La casa di Jack
Per molti anni ho girato film su donne buone, ora ho fatto un film su un uomo malvagio. Un’affermazione eufemistica da parte di Lars Von Trier di fronte alla vastità della violenza e dell’ambizione del suo nuovo film, presentato allo scorso Festival di Cannes. In La casa di Jack non c’è davvero alcun aspetto che non venga amplificato al massimo. Compreso il minutaggio: 151 minuti, sentenzia impietoso l’orologio. Una visione impegnativa in tutti i sensi: asternersi dunque spettatori non particolarmente propensi al cinema autoriale o alla ricerca di film spensierati con cui concludere in leggerezza il fine settimana.
È un abisso profondissimo e oscuro quello in cui continua a scavare la cinematografica di Lars Von Trier, che ha da sempre una vocazione a temi umani e universali e insieme il punto di vista tagliente di un uomo dal grande cinismo, che sembra non credere in nulla. Dire che il suo cinema sia impermeato dal pessimismo cosmico non comincia nemmeno a dare un’idea dell’America senza speranza ritratta in questo film. La casa di Jack racconta infatti attraverso “5 incidenti” la trasformazione di un uomo dalla psiche complessa in un serial killer ferocissimo e baciato da un’inspiegabile fortuna.
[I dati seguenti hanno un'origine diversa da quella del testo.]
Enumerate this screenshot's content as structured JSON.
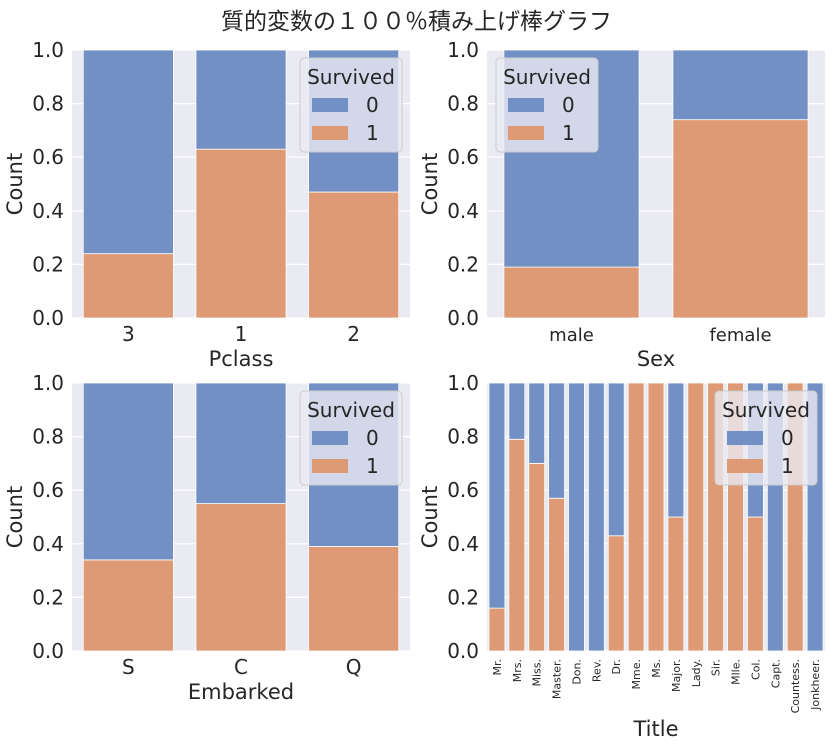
{
  "figure": {
    "title": "質的変数の１００％積み上げ棒グラフ"
  },
  "style": {
    "background": "#eaeaf2",
    "grid": "#ffffff",
    "color_0": "#7390c4",
    "color_1": "#dd9a74",
    "text": "#262626"
  },
  "chart_data": [
    {
      "type": "bar",
      "stacked": "100%",
      "xlabel": "Pclass",
      "ylabel": "Count",
      "ylim": [
        0,
        1
      ],
      "yticks": [
        "0.0",
        "0.2",
        "0.4",
        "0.6",
        "0.8",
        "1.0"
      ],
      "grid": true,
      "categories": [
        "3",
        "1",
        "2"
      ],
      "series": [
        {
          "name": "0",
          "values": [
            0.76,
            0.37,
            0.53
          ]
        },
        {
          "name": "1",
          "values": [
            0.24,
            0.63,
            0.47
          ]
        }
      ],
      "legend": {
        "title": "Survived",
        "position": "top-right"
      }
    },
    {
      "type": "bar",
      "stacked": "100%",
      "xlabel": "Sex",
      "ylabel": "Count",
      "ylim": [
        0,
        1
      ],
      "yticks": [
        "0.0",
        "0.2",
        "0.4",
        "0.6",
        "0.8",
        "1.0"
      ],
      "grid": true,
      "categories": [
        "male",
        "female"
      ],
      "series": [
        {
          "name": "0",
          "values": [
            0.81,
            0.26
          ]
        },
        {
          "name": "1",
          "values": [
            0.19,
            0.74
          ]
        }
      ],
      "legend": {
        "title": "Survived",
        "position": "top-left"
      }
    },
    {
      "type": "bar",
      "stacked": "100%",
      "xlabel": "Embarked",
      "ylabel": "Count",
      "ylim": [
        0,
        1
      ],
      "yticks": [
        "0.0",
        "0.2",
        "0.4",
        "0.6",
        "0.8",
        "1.0"
      ],
      "grid": true,
      "categories": [
        "S",
        "C",
        "Q"
      ],
      "series": [
        {
          "name": "0",
          "values": [
            0.66,
            0.45,
            0.61
          ]
        },
        {
          "name": "1",
          "values": [
            0.34,
            0.55,
            0.39
          ]
        }
      ],
      "legend": {
        "title": "Survived",
        "position": "top-right"
      }
    },
    {
      "type": "bar",
      "stacked": "100%",
      "xlabel": "Title",
      "ylabel": "Count",
      "ylim": [
        0,
        1
      ],
      "yticks": [
        "0.0",
        "0.2",
        "0.4",
        "0.6",
        "0.8",
        "1.0"
      ],
      "grid": true,
      "categories": [
        "Mr.",
        "Mrs.",
        "Miss.",
        "Master.",
        "Don.",
        "Rev.",
        "Dr.",
        "Mme.",
        "Ms.",
        "Major.",
        "Lady.",
        "Sir.",
        "Mlle.",
        "Col.",
        "Capt.",
        "Countess.",
        "Jonkheer."
      ],
      "series": [
        {
          "name": "0",
          "values": [
            0.84,
            0.21,
            0.3,
            0.43,
            1.0,
            1.0,
            0.57,
            0.0,
            0.0,
            0.5,
            0.0,
            0.0,
            0.0,
            0.5,
            1.0,
            0.0,
            1.0
          ]
        },
        {
          "name": "1",
          "values": [
            0.16,
            0.79,
            0.7,
            0.57,
            0.0,
            0.0,
            0.43,
            1.0,
            1.0,
            0.5,
            1.0,
            1.0,
            1.0,
            0.5,
            0.0,
            1.0,
            0.0
          ]
        }
      ],
      "legend": {
        "title": "Survived",
        "position": "top-right"
      }
    }
  ]
}
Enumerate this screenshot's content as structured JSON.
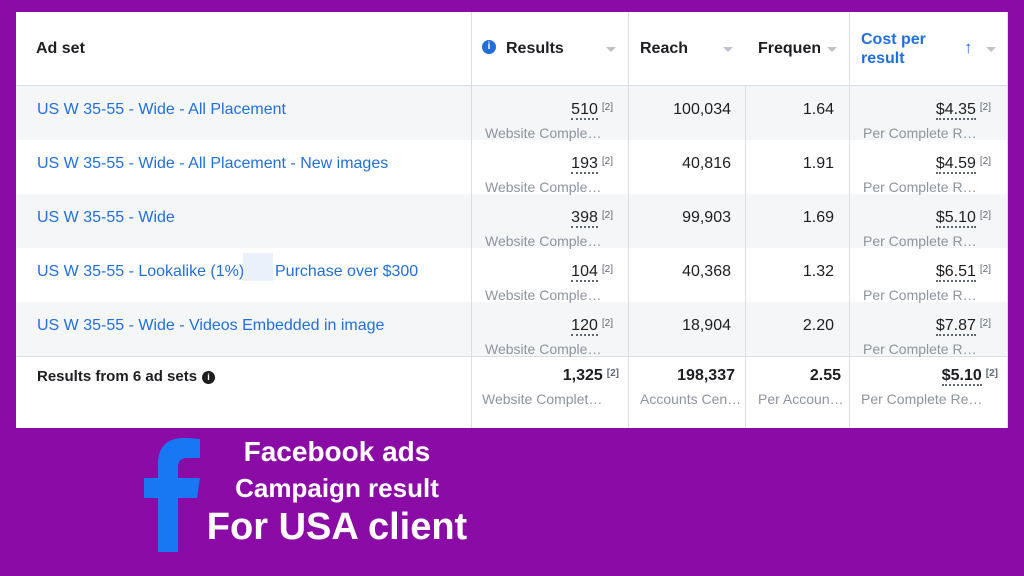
{
  "table": {
    "columns": [
      "Ad set",
      "Results",
      "Reach",
      "Frequen",
      "Cost per result"
    ],
    "rows": [
      {
        "ad_set": "US W 35-55 - Wide - All Placement",
        "results": {
          "value": "510",
          "note": "[2]",
          "sub": "Website Comple…"
        },
        "reach": "100,034",
        "frequency": "1.64",
        "cost": {
          "value": "$4.35",
          "note": "[2]",
          "sub": "Per Complete R…"
        }
      },
      {
        "ad_set": "US W 35-55 - Wide - All Placement - New images",
        "results": {
          "value": "193",
          "note": "[2]",
          "sub": "Website Comple…"
        },
        "reach": "40,816",
        "frequency": "1.91",
        "cost": {
          "value": "$4.59",
          "note": "[2]",
          "sub": "Per Complete R…"
        }
      },
      {
        "ad_set": "US W 35-55 - Wide",
        "results": {
          "value": "398",
          "note": "[2]",
          "sub": "Website Comple…"
        },
        "reach": "99,903",
        "frequency": "1.69",
        "cost": {
          "value": "$5.10",
          "note": "[2]",
          "sub": "Per Complete R…"
        }
      },
      {
        "ad_set": [
          "US W 35-55 - Lookalike (1%)",
          "Purchase over $300"
        ],
        "results": {
          "value": "104",
          "note": "[2]",
          "sub": "Website Comple…"
        },
        "reach": "40,368",
        "frequency": "1.32",
        "cost": {
          "value": "$6.51",
          "note": "[2]",
          "sub": "Per Complete R…"
        }
      },
      {
        "ad_set": "US W 35-55 - Wide - Videos Embedded in image",
        "results": {
          "value": "120",
          "note": "[2]",
          "sub": "Website Comple…"
        },
        "reach": "18,904",
        "frequency": "2.20",
        "cost": {
          "value": "$7.87",
          "note": "[2]",
          "sub": "Per Complete R…"
        }
      }
    ],
    "total": {
      "label": "Results from 6 ad sets",
      "results": {
        "value": "1,325",
        "note": "[2]",
        "sub": "Website Complet…"
      },
      "reach": {
        "value": "198,337",
        "sub": "Accounts Cen…"
      },
      "frequency": {
        "value": "2.55",
        "sub": "Per Accoun…"
      },
      "cost": {
        "value": "$5.10",
        "note": "[2]",
        "sub": "Per Complete Re…"
      }
    }
  },
  "caption": {
    "line1": "Facebook ads",
    "line2": "Campaign result",
    "line3": "For USA  client"
  }
}
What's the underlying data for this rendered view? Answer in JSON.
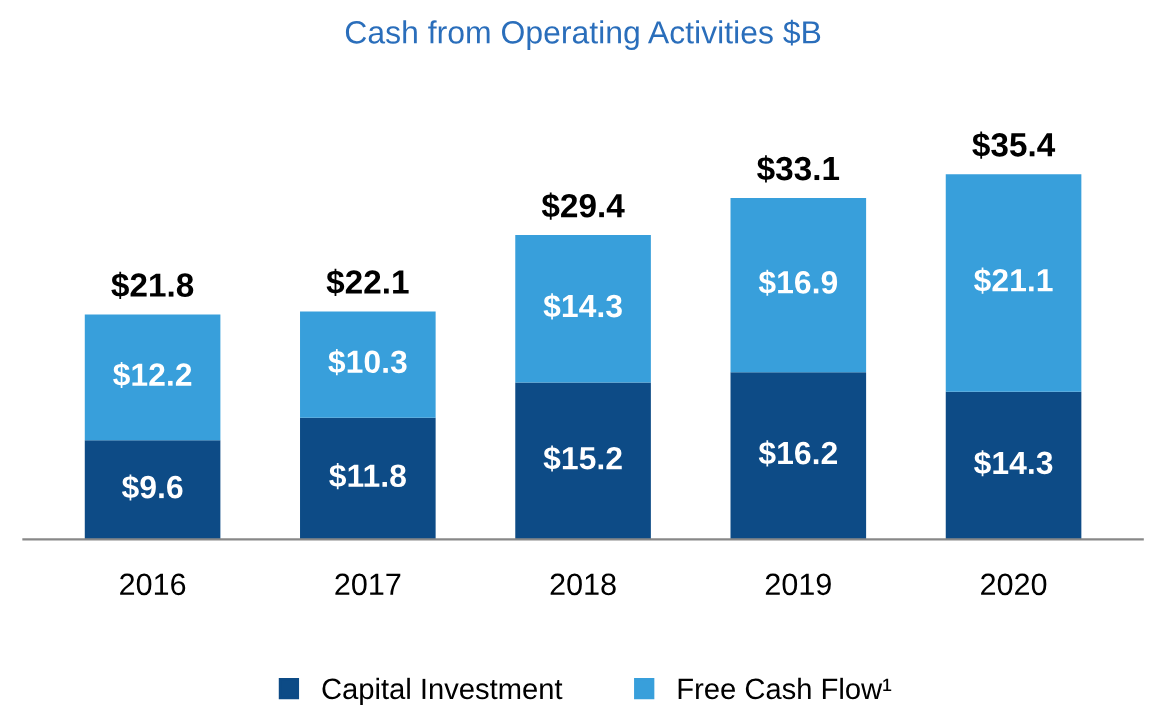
{
  "chart_data": {
    "type": "bar",
    "title": "Cash from Operating Activities $B",
    "stacked": true,
    "categories": [
      "2016",
      "2017",
      "2018",
      "2019",
      "2020"
    ],
    "series": [
      {
        "name": "Capital Investment",
        "color": "#0d4b86",
        "values": [
          9.6,
          11.8,
          15.2,
          16.2,
          14.3
        ],
        "value_labels": [
          "$9.6",
          "$11.8",
          "$15.2",
          "$16.2",
          "$14.3"
        ]
      },
      {
        "name": "Free Cash Flow¹",
        "color": "#389fdb",
        "values": [
          12.2,
          10.3,
          14.3,
          16.9,
          21.1
        ],
        "value_labels": [
          "$12.2",
          "$10.3",
          "$14.3",
          "$16.9",
          "$21.1"
        ]
      }
    ],
    "totals": [
      "$21.8",
      "$22.1",
      "$29.4",
      "$33.1",
      "$35.4"
    ],
    "legend": "bottom",
    "grid": false
  }
}
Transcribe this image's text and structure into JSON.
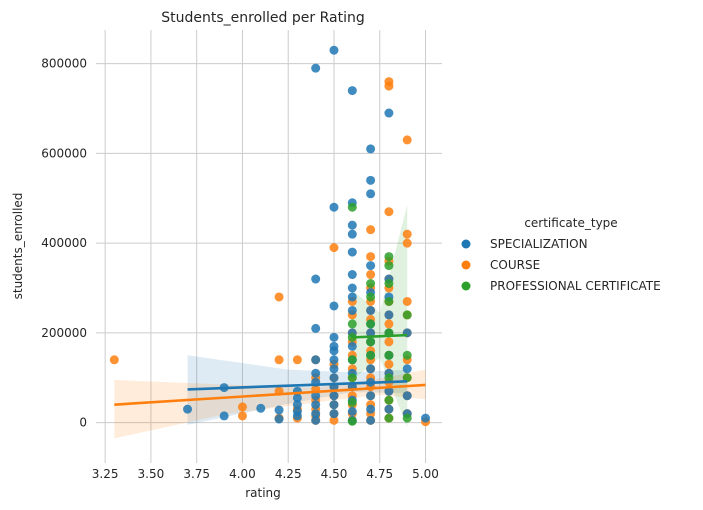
{
  "chart_data": {
    "type": "scatter",
    "title": "Students_enrolled per Rating",
    "xlabel": "rating",
    "ylabel": "students_enrolled",
    "xlim": [
      3.2,
      5.09
    ],
    "ylim": [
      -90000,
      875000
    ],
    "xticks": [
      3.25,
      3.5,
      3.75,
      4.0,
      4.25,
      4.5,
      4.75,
      5.0
    ],
    "xtick_labels": [
      "3.25",
      "3.50",
      "3.75",
      "4.00",
      "4.25",
      "4.50",
      "4.75",
      "5.00"
    ],
    "yticks": [
      0,
      200000,
      400000,
      600000,
      800000
    ],
    "ytick_labels": [
      "0",
      "200000",
      "400000",
      "600000",
      "800000"
    ],
    "grid": true,
    "legend": {
      "title": "certificate_type",
      "placement": "right"
    },
    "series": [
      {
        "name": "SPECIALIZATION",
        "color": "#1f77b4",
        "points": [
          [
            3.7,
            30000
          ],
          [
            3.9,
            15000
          ],
          [
            3.9,
            78000
          ],
          [
            4.1,
            32000
          ],
          [
            4.2,
            28000
          ],
          [
            4.2,
            8000
          ],
          [
            4.3,
            70000
          ],
          [
            4.3,
            55000
          ],
          [
            4.3,
            40000
          ],
          [
            4.3,
            25000
          ],
          [
            4.3,
            15000
          ],
          [
            4.4,
            790000
          ],
          [
            4.4,
            320000
          ],
          [
            4.4,
            210000
          ],
          [
            4.4,
            140000
          ],
          [
            4.4,
            110000
          ],
          [
            4.4,
            90000
          ],
          [
            4.4,
            60000
          ],
          [
            4.4,
            40000
          ],
          [
            4.4,
            20000
          ],
          [
            4.4,
            5000
          ],
          [
            4.5,
            830000
          ],
          [
            4.5,
            480000
          ],
          [
            4.5,
            260000
          ],
          [
            4.5,
            190000
          ],
          [
            4.5,
            170000
          ],
          [
            4.5,
            160000
          ],
          [
            4.5,
            140000
          ],
          [
            4.5,
            120000
          ],
          [
            4.5,
            100000
          ],
          [
            4.5,
            80000
          ],
          [
            4.5,
            60000
          ],
          [
            4.5,
            40000
          ],
          [
            4.5,
            20000
          ],
          [
            4.6,
            740000
          ],
          [
            4.6,
            490000
          ],
          [
            4.6,
            440000
          ],
          [
            4.6,
            420000
          ],
          [
            4.6,
            380000
          ],
          [
            4.6,
            330000
          ],
          [
            4.6,
            300000
          ],
          [
            4.6,
            280000
          ],
          [
            4.6,
            250000
          ],
          [
            4.6,
            200000
          ],
          [
            4.6,
            170000
          ],
          [
            4.6,
            140000
          ],
          [
            4.6,
            110000
          ],
          [
            4.6,
            80000
          ],
          [
            4.6,
            50000
          ],
          [
            4.6,
            25000
          ],
          [
            4.6,
            5000
          ],
          [
            4.7,
            610000
          ],
          [
            4.7,
            540000
          ],
          [
            4.7,
            510000
          ],
          [
            4.7,
            350000
          ],
          [
            4.7,
            290000
          ],
          [
            4.7,
            250000
          ],
          [
            4.7,
            220000
          ],
          [
            4.7,
            200000
          ],
          [
            4.7,
            180000
          ],
          [
            4.7,
            150000
          ],
          [
            4.7,
            120000
          ],
          [
            4.7,
            90000
          ],
          [
            4.7,
            60000
          ],
          [
            4.7,
            30000
          ],
          [
            4.7,
            5000
          ],
          [
            4.8,
            690000
          ],
          [
            4.8,
            320000
          ],
          [
            4.8,
            280000
          ],
          [
            4.8,
            240000
          ],
          [
            4.8,
            200000
          ],
          [
            4.8,
            150000
          ],
          [
            4.8,
            110000
          ],
          [
            4.8,
            70000
          ],
          [
            4.8,
            30000
          ],
          [
            4.9,
            200000
          ],
          [
            4.9,
            120000
          ],
          [
            4.9,
            60000
          ],
          [
            4.9,
            20000
          ],
          [
            5.0,
            10000
          ]
        ],
        "trend": {
          "x": [
            3.7,
            4.9
          ],
          "y": [
            74000,
            92000
          ]
        },
        "ci_upper": [
          150000,
          118000,
          112000,
          118000
        ],
        "ci_lower": [
          -5000,
          42000,
          68000,
          66000
        ],
        "ci_x": [
          3.7,
          4.25,
          4.6,
          4.9
        ]
      },
      {
        "name": "COURSE",
        "color": "#ff7f0e",
        "points": [
          [
            3.3,
            140000
          ],
          [
            4.0,
            35000
          ],
          [
            4.0,
            15000
          ],
          [
            4.2,
            280000
          ],
          [
            4.2,
            140000
          ],
          [
            4.2,
            70000
          ],
          [
            4.2,
            10000
          ],
          [
            4.3,
            140000
          ],
          [
            4.3,
            30000
          ],
          [
            4.3,
            10000
          ],
          [
            4.4,
            140000
          ],
          [
            4.4,
            100000
          ],
          [
            4.4,
            75000
          ],
          [
            4.4,
            50000
          ],
          [
            4.4,
            30000
          ],
          [
            4.4,
            15000
          ],
          [
            4.4,
            5000
          ],
          [
            4.5,
            390000
          ],
          [
            4.5,
            130000
          ],
          [
            4.5,
            100000
          ],
          [
            4.5,
            80000
          ],
          [
            4.5,
            60000
          ],
          [
            4.5,
            40000
          ],
          [
            4.5,
            20000
          ],
          [
            4.5,
            5000
          ],
          [
            4.6,
            270000
          ],
          [
            4.6,
            240000
          ],
          [
            4.6,
            200000
          ],
          [
            4.6,
            180000
          ],
          [
            4.6,
            150000
          ],
          [
            4.6,
            120000
          ],
          [
            4.6,
            100000
          ],
          [
            4.6,
            80000
          ],
          [
            4.6,
            60000
          ],
          [
            4.6,
            40000
          ],
          [
            4.6,
            20000
          ],
          [
            4.6,
            5000
          ],
          [
            4.7,
            430000
          ],
          [
            4.7,
            370000
          ],
          [
            4.7,
            330000
          ],
          [
            4.7,
            300000
          ],
          [
            4.7,
            270000
          ],
          [
            4.7,
            250000
          ],
          [
            4.7,
            230000
          ],
          [
            4.7,
            200000
          ],
          [
            4.7,
            180000
          ],
          [
            4.7,
            160000
          ],
          [
            4.7,
            140000
          ],
          [
            4.7,
            120000
          ],
          [
            4.7,
            100000
          ],
          [
            4.7,
            80000
          ],
          [
            4.7,
            60000
          ],
          [
            4.7,
            40000
          ],
          [
            4.7,
            20000
          ],
          [
            4.7,
            5000
          ],
          [
            4.8,
            760000
          ],
          [
            4.8,
            750000
          ],
          [
            4.8,
            470000
          ],
          [
            4.8,
            360000
          ],
          [
            4.8,
            320000
          ],
          [
            4.8,
            300000
          ],
          [
            4.8,
            270000
          ],
          [
            4.8,
            240000
          ],
          [
            4.8,
            220000
          ],
          [
            4.8,
            200000
          ],
          [
            4.8,
            180000
          ],
          [
            4.8,
            150000
          ],
          [
            4.8,
            130000
          ],
          [
            4.8,
            110000
          ],
          [
            4.8,
            90000
          ],
          [
            4.8,
            70000
          ],
          [
            4.8,
            50000
          ],
          [
            4.8,
            30000
          ],
          [
            4.8,
            10000
          ],
          [
            4.9,
            630000
          ],
          [
            4.9,
            420000
          ],
          [
            4.9,
            400000
          ],
          [
            4.9,
            270000
          ],
          [
            4.9,
            240000
          ],
          [
            4.9,
            200000
          ],
          [
            4.9,
            140000
          ],
          [
            4.9,
            100000
          ],
          [
            4.9,
            60000
          ],
          [
            4.9,
            20000
          ],
          [
            5.0,
            2000
          ]
        ],
        "trend": {
          "x": [
            3.3,
            5.0
          ],
          "y": [
            40000,
            84000
          ]
        },
        "ci_upper": [
          95000,
          85000,
          78000,
          98000,
          118000
        ],
        "ci_lower": [
          -35000,
          18000,
          45000,
          62000,
          52000
        ],
        "ci_x": [
          3.3,
          3.9,
          4.4,
          4.75,
          5.0
        ]
      },
      {
        "name": "PROFESSIONAL CERTIFICATE",
        "color": "#2ca02c",
        "points": [
          [
            4.6,
            480000
          ],
          [
            4.6,
            220000
          ],
          [
            4.6,
            190000
          ],
          [
            4.6,
            140000
          ],
          [
            4.6,
            100000
          ],
          [
            4.6,
            45000
          ],
          [
            4.6,
            3000
          ],
          [
            4.7,
            310000
          ],
          [
            4.7,
            280000
          ],
          [
            4.7,
            220000
          ],
          [
            4.7,
            180000
          ],
          [
            4.7,
            150000
          ],
          [
            4.8,
            370000
          ],
          [
            4.8,
            350000
          ],
          [
            4.8,
            310000
          ],
          [
            4.8,
            270000
          ],
          [
            4.8,
            200000
          ],
          [
            4.8,
            150000
          ],
          [
            4.8,
            100000
          ],
          [
            4.8,
            50000
          ],
          [
            4.8,
            10000
          ],
          [
            4.9,
            240000
          ],
          [
            4.9,
            150000
          ],
          [
            4.9,
            100000
          ],
          [
            4.9,
            10000
          ]
        ],
        "trend": {
          "x": [
            4.6,
            4.9
          ],
          "y": [
            190000,
            195000
          ]
        },
        "ci_upper": [
          295000,
          245000,
          485000
        ],
        "ci_lower": [
          95000,
          145000,
          -10000
        ],
        "ci_x": [
          4.6,
          4.75,
          4.9
        ]
      }
    ]
  }
}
Interpretato da un Matt Dillon da antologia, Jack si aggira per le strade statunitensi degli anni ’70 con il suo furgoncino rosso e compie indisturbato una sequenza impressionante di omicidi. Solo 5 di questi però ricoprono ai suoi occhi un’importanza particolare e per questo motivo verranno raccontati dal protagonista a una misteriosa voce fuori campo che ne ascolta il lungo racconto, non troppo impressionata. Non a caso le cinque vittime sono donne, che sembrano sempre riuscire a tirare fuori il peggior distacco disumano dal protagonista psicopatico. Si comincia con una donna particolarmente fastidiosa che diventerà il “battesimo del sangue” per il serial killer e si continua con sconosciute a cui Jack bussa alla porta, madri che porta in gita con i figlioletti, donne sole che seduce e poi uccide.
Non c’è passato in cui scavare per chiedere spiegazioni e non c’è nemmeno un contrappasso nel presente. Anzi. Un grande motivo di disperazione per Jack è l’assoluta indifferenza dell’universo verso la sua violenza. Il caso sembra sempre giocare a suo favore, tanto che via via che le sue azioni si fanno meno studiate e ineccepibili, ci pensano temporali fortuiti o altre bizzarre casualità a coprirne le tracce.
I discorsi che il film fa sono tanti e molto complessi. Jack il serial killer e Lars il regista controverso sono sovrapponibili nella misura in cui entrambi parlano della propria arte. L’intera vicenda di Jack trascende il reale e spiega più riprese quale sia il vero messaggio del film: la natura immortale e violentissima dell’opera artistica, la cui creazione uccide e mutila. Nel caso dei film di Trier si potrebbe parlare della morte delle apparenze o delle convenzioni (cinematografiche e sociali), procedimento che viene sublimato nel film con assassini concreti.
Il risvolto più sorprendente è che qui il grande regista danese sembra molto meno distaccato che in passato. Quella che altrove era una mancanza (di sentimento, di partecipazione) qui diventa una sottrazione negativa, così come la luce sulla pellicola fotografica si trasforma in spazio nero. Il discorso sull’arte si presta molto bene a trasformarsi in riflessione sul divino, la fede e la morte. Nell’ultimo segmento di La casa di Jack Lars Von Trier si misura addirittura con Dante Alighieri e la sua Divina Commedia: un azzardo ardito, condotto in maniera eccellente. Un ottimo modo per salutare Bruno Ganz, protagonista dell’ultimo segmento, scomparso qualche giorno fa. Le opinioni espresse da Von Trier possono essere discutibili. A prescindere da come la pensiate è degno di ammirazione per come approcci temi tanto universali con la disperazione di un uomo che non crede in niente, che ha esplorato a fondo l’abisso dentro sé stesso alla ricerca della sua vera essenza. La casa di Jack è molto personale ed emotivo nella misura in cui rivela che il suo regista non può né riesce a smettere di cercare, anche negli angoli più bui di quella che gli altri chiamano anima.